Transforming a density

Suppose we have

  • a real-valued random variable X with density f, and
  • another random variable Y which is defined as a deterministic function X, denoted y(x).

Assume that y is a monotonic invertible function, so the inverse function x(y) is also well-defined.1

1 Let’s also assume it is monotonically increasing for now. We’ll see we can drop that assumption later, and allow monotonically decreasing functions too.

Question: what is the pdf of Y?

First note: by definition, \Pr(a\le X\le b) = \int_a^b f(x)\dee{x}.

Given our assumptions about the function y, we have that a\le X\le b\implies y(a)\le Y\le y(b).

So, using differentiation by substitution2

2 Recall, this follows simply from the chain rule, where the CDF F is the antiderivative of f: \begin{aligned} &\phantom{=}\int_{y(a)}^{y(b)}f(x(y))\frac{\dee}{\dee{y}}x(y)\dee{y}\\ &=\int_{y(a)}^{y(b)}\frac{\dee}{\dee{y}}F(x(y))\dee{y}\\ &=F(x(y(b)))-F(x(y(a)))\\ &=F(b)-F(a)\\ &=\int_{a}^{b}f(x)\dee{x} \end{aligned}

\begin{aligned} \Pr(y(a)\le Y\le y(b)) &= \Pr(a\le X\le b) \\ &= \int_a^b f(x) \dee{x}\\ &= \int_{y(a)}^{y(b)} f(x(y)) \frac{\dee{x(y)}}{\dee{y}}\dee{y} \end{aligned}

So the pdf of Y is f(x(y)) \frac{\dee{x}(y)}{\dee{y}}.

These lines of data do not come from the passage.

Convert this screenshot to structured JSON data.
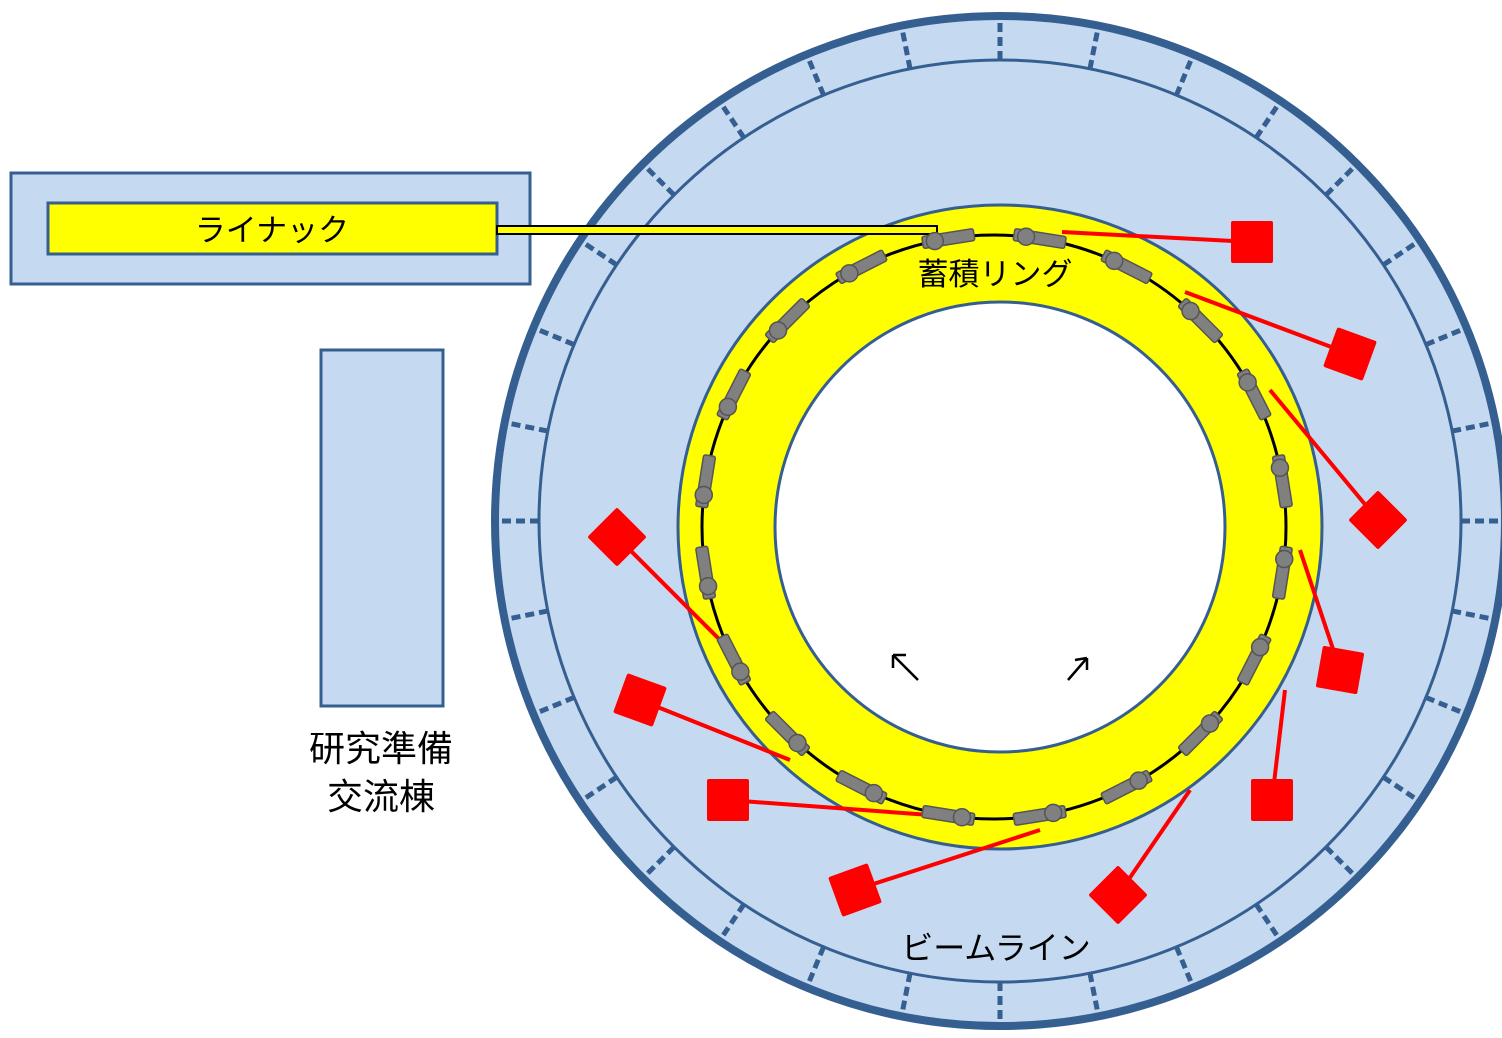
{
  "labels": {
    "linac": "ライナック",
    "storage_ring": "蓄積リング",
    "research_building_line1": "研究準備",
    "research_building_line2": "交流棟",
    "beamline": "ビームライン"
  },
  "colors": {
    "building_fill": "#c5d9f0",
    "building_stroke": "#355f91",
    "ring_yellow": "#ffff00",
    "magnet_gray": "#808080",
    "beamline_red": "#ff0000",
    "beam_path": "#000000"
  },
  "beamline_count": 10,
  "bending_magnet_count": 20,
  "quadrupole_count": 20
}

If y is monotonically decreasing, then we have to switch the limits on the integral, but we also get a negative sign in the derivative (see this math.SE answer). Thus, we can say in general

\text{The pdf of $Y$ is }g(y) \coloneqq f(x(y)) \left|\frac{\dee{x}(y)}{\dee{y}}\right|

Examples

Some examples with pictures helped me understand what this means. Here’s a first example:

  • let X be a random variable with density f(x) = \frac2\pi\sqrt{1-x^2} (restricted to -1 \le x \le 1).
  • and let Y be the random variable defined by y(x) = \arcsin x, which is monotonically increasing.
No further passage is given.